Connubium

from Wikipedia, the free encyclopedia

Konnubium (from Latin conubium ) is the name for the connection between originally demarcated social groups through marriage , for example between nobles and socially ascended bourgeois . The connubium is an important indicator of rapprochement and mutual recognition of both groups. In relation to individual families , it is a measure of the social position of a family.

The marriage policy of the Fuggers with an exclusively old-nobility connubium is seen as a central basis for their social advancement .

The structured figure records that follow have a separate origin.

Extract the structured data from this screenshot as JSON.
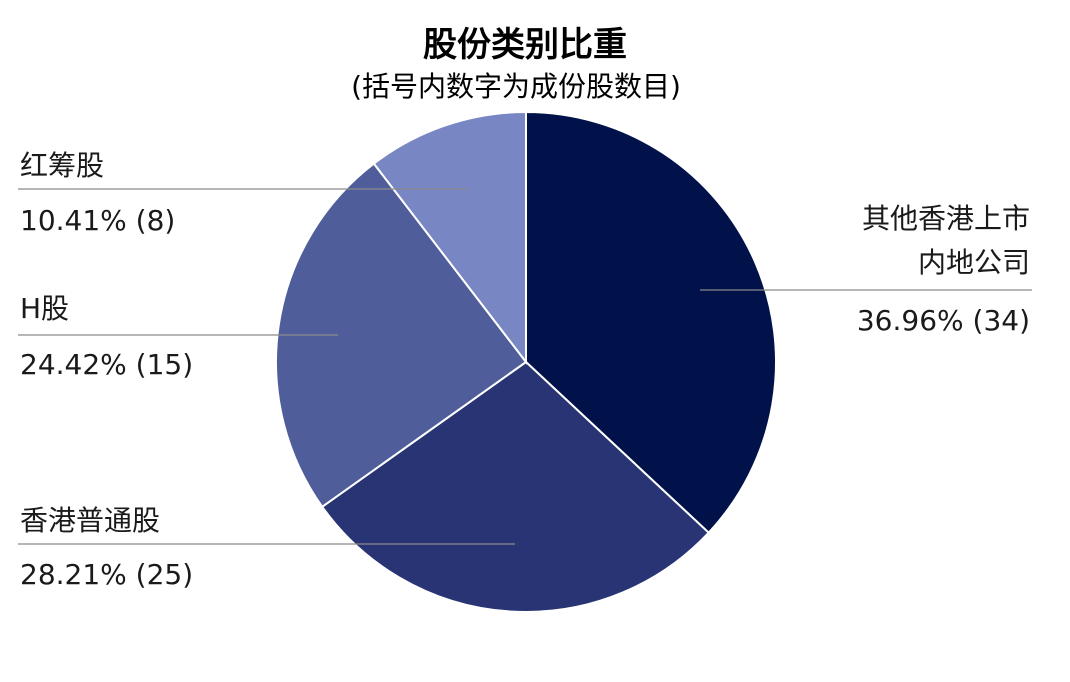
{
  "chart_data": {
    "type": "pie",
    "title": "股份类别比重",
    "subtitle": "(括号内数字为成份股数目)",
    "slices": [
      {
        "name_lines": [
          "其他香港上市",
          "内地公司"
        ],
        "percent": 36.96,
        "value_label": "36.96% (34)",
        "color": "#01124a"
      },
      {
        "name_lines": [
          "香港普通股"
        ],
        "percent": 28.21,
        "value_label": "28.21% (25)",
        "color": "#283473"
      },
      {
        "name_lines": [
          "H股"
        ],
        "percent": 24.42,
        "value_label": "24.42% (15)",
        "color": "#4f5e9b"
      },
      {
        "name_lines": [
          "红筹股"
        ],
        "percent": 10.41,
        "value_label": "10.41% (8)",
        "color": "#7887c4"
      }
    ],
    "start_angle_deg": 0,
    "direction": "clockwise"
  }
}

Conversely, the so-called “closed” connubium, i.e. marrying only in one's own social group, is used to differentiate oneself from other groups: “Those who, through the priority of rights and duties over the people, first the peasants, and from the High Middle Ages also the townspeople, Eminent gentlemen whose class was hereditary and therefore always aimed at closing themselves off from the people by means of closed connubium. "

Individual evidence

  1. Cord Ulrichs: From the Lehnhof to the Imperial Knighthood. Structures of the Franconian nobility at the transition from the late Middle Ages to the early modern period . Steiner, Stuttgart 1997, ISBN 3-515-07109-1 , pp. 133-134: “Some remarks about the connubium”.
  2. Martha Schad: The women of the house Fugger from the lily (15th - 17th century). Augsburg - Ortenburg - Trento . Mohr, Tübingen 1989, ISBN 3-16-545478-7 , pp. 22–24: “Konnubium with the higher South German and Austrian nobility”.
  3. Werner Conze , Christian Meier : Art. Adel, aristocracy . In: Otto Brunner , Werner Conze, Reinhart Koselleck (eds.): Basic historical concepts. Historical Lexicon on Political-Social Language in Germany , Vol. 1, Stuttgart 1972, pp. 1–48, here p. 1.